Reflecting on Kenneth Waltz

As professors, students and lovers of international relations, we walk in the shadows of giants.  Our field lost one of its giants yesterday with the passing of Kenneth Waltz.

I did not know Waltz personally other than a brief encounter at the 2010 ISA convention in New Orleans, where we spent all of 10 minutes in a hallway debating methods.  But, like many of the statements I have seen in the last 24 hours, I find his influence on the field, and on my own theoretical and ideological commitments, to be nothing short of pivotal.

Waltz’s analyses of international politics will forever impact how we explain and understand the world around us.  Waltzian realism became, for a time, the thesis of international politics, and his work evoked such harsh reactions that he is also responsible for motivating and inspiring the antitheses to his own conceptions of realism.  Between his two major works, 1959’s Man, the State, and War and 1979’s Theory of International Politics, Waltz redefined how scholars of international relations were to theorize the events unfolding around us, and in the past.  Rather than engaging in debates about Hobbes, Machiavelli, Kant or Locke and their influence on politics above the state level, Waltz compelled students of international politics to ground their work in methodologically rigourous social science traditions, most of which were totally unfamiliar to the field at the time.  In a very short time, international relations theory went from the humanities to the social sciences, and students were forced to take crash courses in rational choice modeling, theory-testing and falsification, and systems theory.  Waltz took us from Machiavelli to Morgenstern and von Neuman, and drew connections for us between Kuhn, Popper and Lakatos to how we comprehend world events.  Naturally I should emphasize that Waltz was not necessarily the first to make these connections, but the prominence of his work certainly popularized these theoretical questions.

What is equally as fascinating about Waltz’s contributions to the field through his own work are the reactions to it.  Waltz was almost single-handedly responsible for the plethora of anti-realist interpretations of international (and global) politics.  Liberalism (and its variants), Marxism, the Frankfurt School, feminism, postmodernism, post and neo colonialism, green theory, constructivism, the English School and the approaches in between all either took exception to, or sought to clarify, what neorealism was doing both ontologically and epistemologically.  Issues such as the unit of analysis debate, the centrality and characteristics of the state, the condition of anarchy and its enduring nature and even the very question of whether there is an international system have all been strongly influenced by Waltz and his neorealist contemporaries.  Even fellow realists began to build on Waltz’s work, which is why realism has greater insights into offensive v. defensive posturing, balancing v. bandwagoning, and security v. power maximization.

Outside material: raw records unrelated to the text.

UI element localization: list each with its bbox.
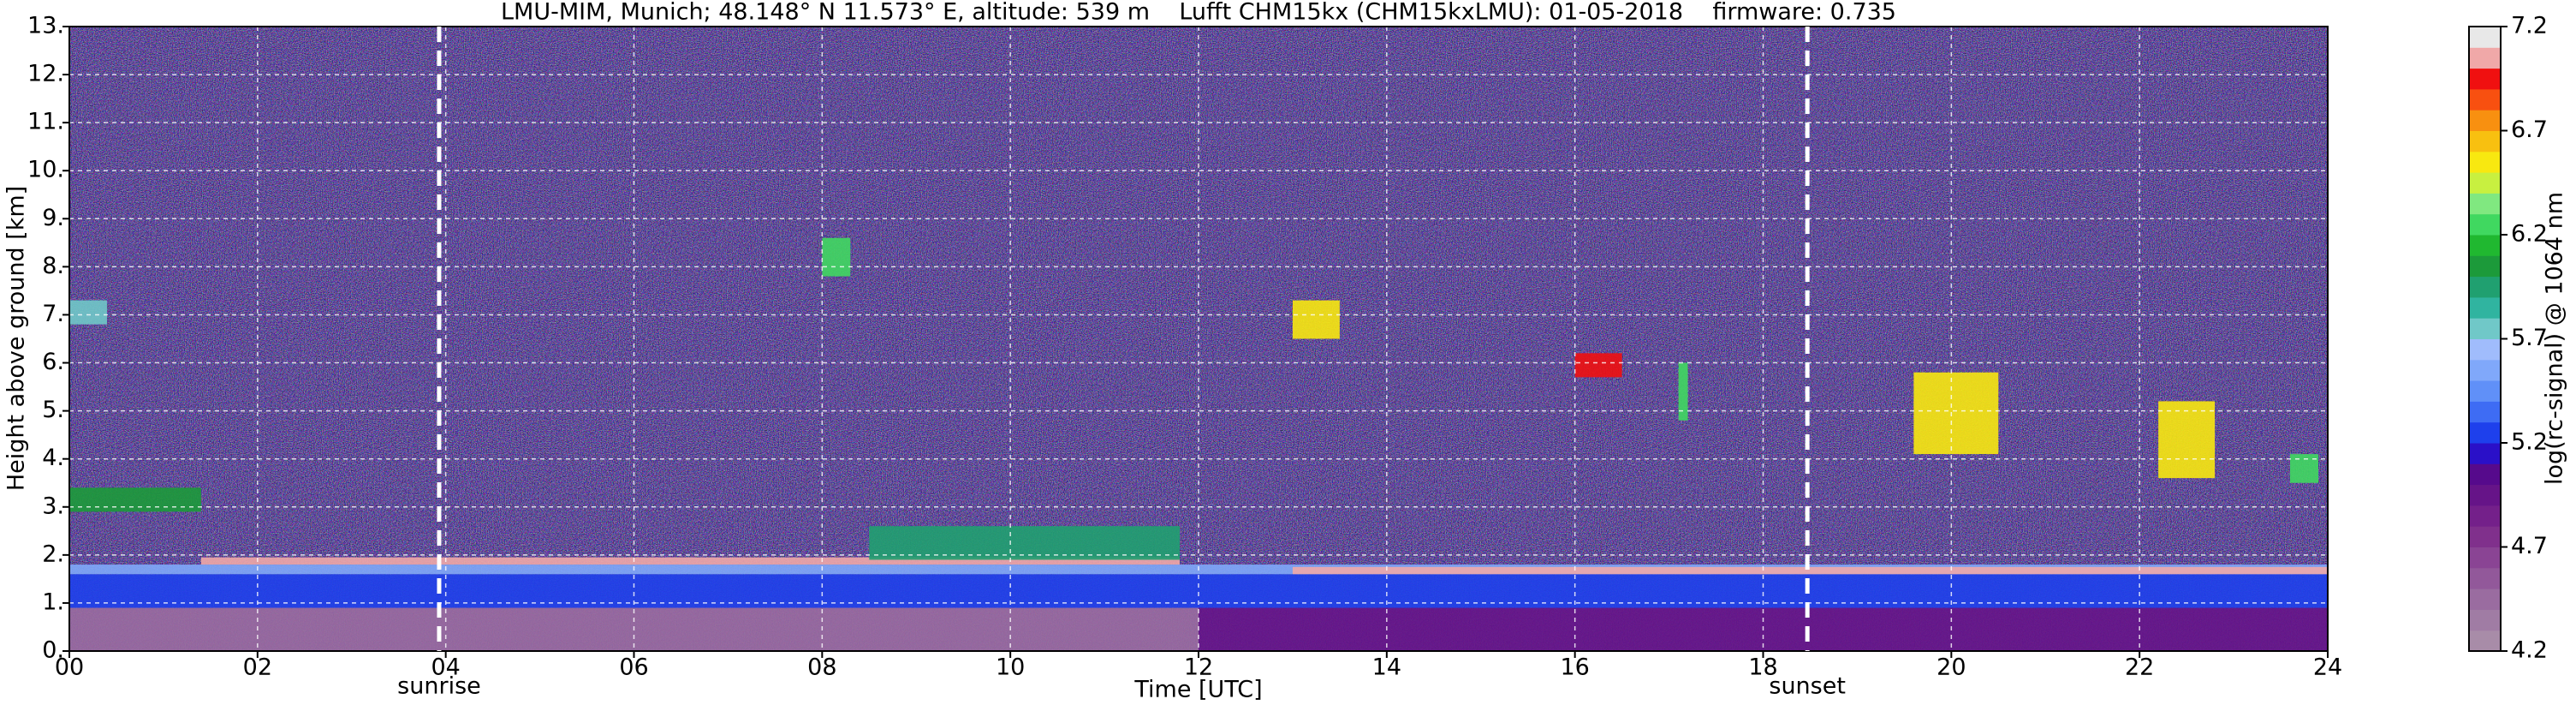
signal-region <box>822 237 851 277</box>
colorbar-tick-label: 5.7 <box>2511 325 2548 351</box>
y-tick-label: 12. <box>27 61 64 87</box>
colorbar-band <box>2469 630 2501 652</box>
colorbar-band <box>2469 505 2501 527</box>
colorbar-band <box>2469 547 2501 569</box>
y-tick-label: 0. <box>42 637 64 664</box>
y-tick-label: 2. <box>42 541 64 567</box>
y-tick-label: 7. <box>42 301 64 327</box>
event-label: sunset <box>1769 673 1846 700</box>
signal-region <box>1292 566 2328 575</box>
colorbar-band <box>2469 463 2501 486</box>
y-tick-label: 8. <box>42 253 64 279</box>
x-tick-label: 20 <box>1936 654 1966 681</box>
colorbar-band <box>2469 421 2501 444</box>
y-tick-label: 1. <box>42 589 64 615</box>
signal-region <box>69 487 201 512</box>
signal-region <box>200 557 1181 565</box>
y-tick-label: 6. <box>42 349 64 375</box>
colorbar-band <box>2469 110 2501 131</box>
signal-region <box>869 526 1181 560</box>
colorbar-band <box>2469 338 2501 361</box>
colorbar-tick-label: 4.7 <box>2511 533 2548 559</box>
colorbar-band <box>2469 88 2501 111</box>
y-tick-label: 11. <box>27 109 64 135</box>
colorbar-band <box>2469 193 2501 215</box>
colorbar-band <box>2469 359 2501 381</box>
colorbar-band <box>2469 609 2501 631</box>
y-tick-label: 4. <box>42 445 64 471</box>
colorbar-band <box>2469 47 2501 69</box>
colorbar-band <box>2469 213 2501 236</box>
colorbar-label: log(rc-signal) @ 1064 nm <box>2542 192 2568 485</box>
colorbar-band <box>2469 401 2501 423</box>
colorbar-band <box>2469 567 2501 589</box>
colorbar-band <box>2469 589 2501 610</box>
colorbar-band <box>2469 380 2501 402</box>
signal-region <box>1292 300 1340 339</box>
colorbar-tick-label: 4.2 <box>2511 637 2548 664</box>
y-tick-label: 10. <box>27 157 64 183</box>
colorbar-band <box>2469 130 2501 152</box>
colorbar-band <box>2469 172 2501 194</box>
colorbar-tick-label: 6.2 <box>2511 221 2548 248</box>
x-tick-label: 00 <box>55 654 84 681</box>
plot-area <box>69 27 2328 651</box>
signal-region <box>2158 401 2216 479</box>
colorbar-band <box>2469 296 2501 319</box>
chart-title: LMU-MIM, Munich; 48.148° N 11.573° E, al… <box>501 0 1896 26</box>
colorbar-band <box>2469 255 2501 278</box>
colorbar-band <box>2469 276 2501 298</box>
colorbar-tick-label: 7.2 <box>2511 13 2548 39</box>
colorbar-band <box>2469 443 2501 464</box>
y-tick-label: 9. <box>42 205 64 231</box>
x-tick-label: 24 <box>2313 654 2342 681</box>
x-tick-label: 08 <box>807 654 836 681</box>
x-tick-label: 18 <box>1748 654 1777 681</box>
signal-region <box>1574 353 1622 378</box>
colorbar-band <box>2469 27 2501 48</box>
y-axis-label: Height above ground [km] <box>3 186 30 491</box>
signal-region <box>1913 372 1999 455</box>
x-tick-label: 04 <box>431 654 460 681</box>
signal-region <box>1678 362 1688 421</box>
x-tick-label: 02 <box>243 654 272 681</box>
x-tick-label: 16 <box>1560 654 1589 681</box>
y-tick-label: 13. <box>27 13 64 39</box>
colorbar-band <box>2469 318 2501 339</box>
colorbar-band <box>2469 235 2501 256</box>
signal-region <box>69 300 107 325</box>
x-tick-label: 12 <box>1184 654 1213 681</box>
y-tick-label: 5. <box>42 397 64 423</box>
colorbar-band <box>2469 151 2501 173</box>
colorbar-band <box>2469 526 2501 547</box>
y-tick-label: 3. <box>42 493 64 519</box>
colorbar-band <box>2469 484 2501 506</box>
x-axis-label: Time [UTC] <box>1133 677 1262 703</box>
x-tick-label: 14 <box>1372 654 1401 681</box>
x-tick-label: 22 <box>2125 654 2154 681</box>
x-tick-label: 06 <box>619 654 648 681</box>
event-label: sunrise <box>397 673 481 700</box>
colorbar-tick-label: 5.2 <box>2511 429 2548 456</box>
x-tick-label: 10 <box>996 654 1025 681</box>
colorbar-band <box>2469 68 2501 90</box>
colorbar-tick-label: 6.7 <box>2511 117 2548 143</box>
colorbar: 4.2 4.7 5.2 5.7 6.2 6.7 7.2 <box>2468 13 2548 664</box>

This is not at all to say that Waltz’s work was without weakness or controversy.  Reducing international politics to unit-like interaction in an anarchic system is fascinating but its applicability to a wide array of global events is questionable.  Waltz was often accused to himself trying to oversimplify the world and his exclusion of other variables in explaining international events begs the question of utility in a world far more complex than what the prisoner’s dilemma can tell us.  Yes, this is where Waltz’s brilliance is best seen, in my opinion – Waltz never purported to explain and understand everything going on in the world, nor did his work insult other approaches.  His argument, which remains essential to realist theory, is that the structure of the international system can explain how and why states will act in a given situation as they calculate their strategic options.  Criticizing realism for not taking gender, discourse or the environment into account is irrelevant because such factors are not a part of neorealism’s hardcore assumptions and thus do not degenerate the research program.

I will say the one area of Waltz’s work that I have trouble with is history.  Waltz himself was less guilty of questionable historical interpretations than his contemporaries, but neorealism is guilty in many instances of trying to make history fit the theory as opposed to the proper scientific method of events leading to a theoretical conclusion.  The “square peg in a round hole” problem of neorealist historical application is something students and scholars continue to struggle with today.

Waltz’s legacy is really that he has forced us all to think about the world in a way that some value, some hesitate to accept, and others hate, but that is distinctly different than what was said before he intervened.  I could not think of a more valuable contribution for a scholar to make.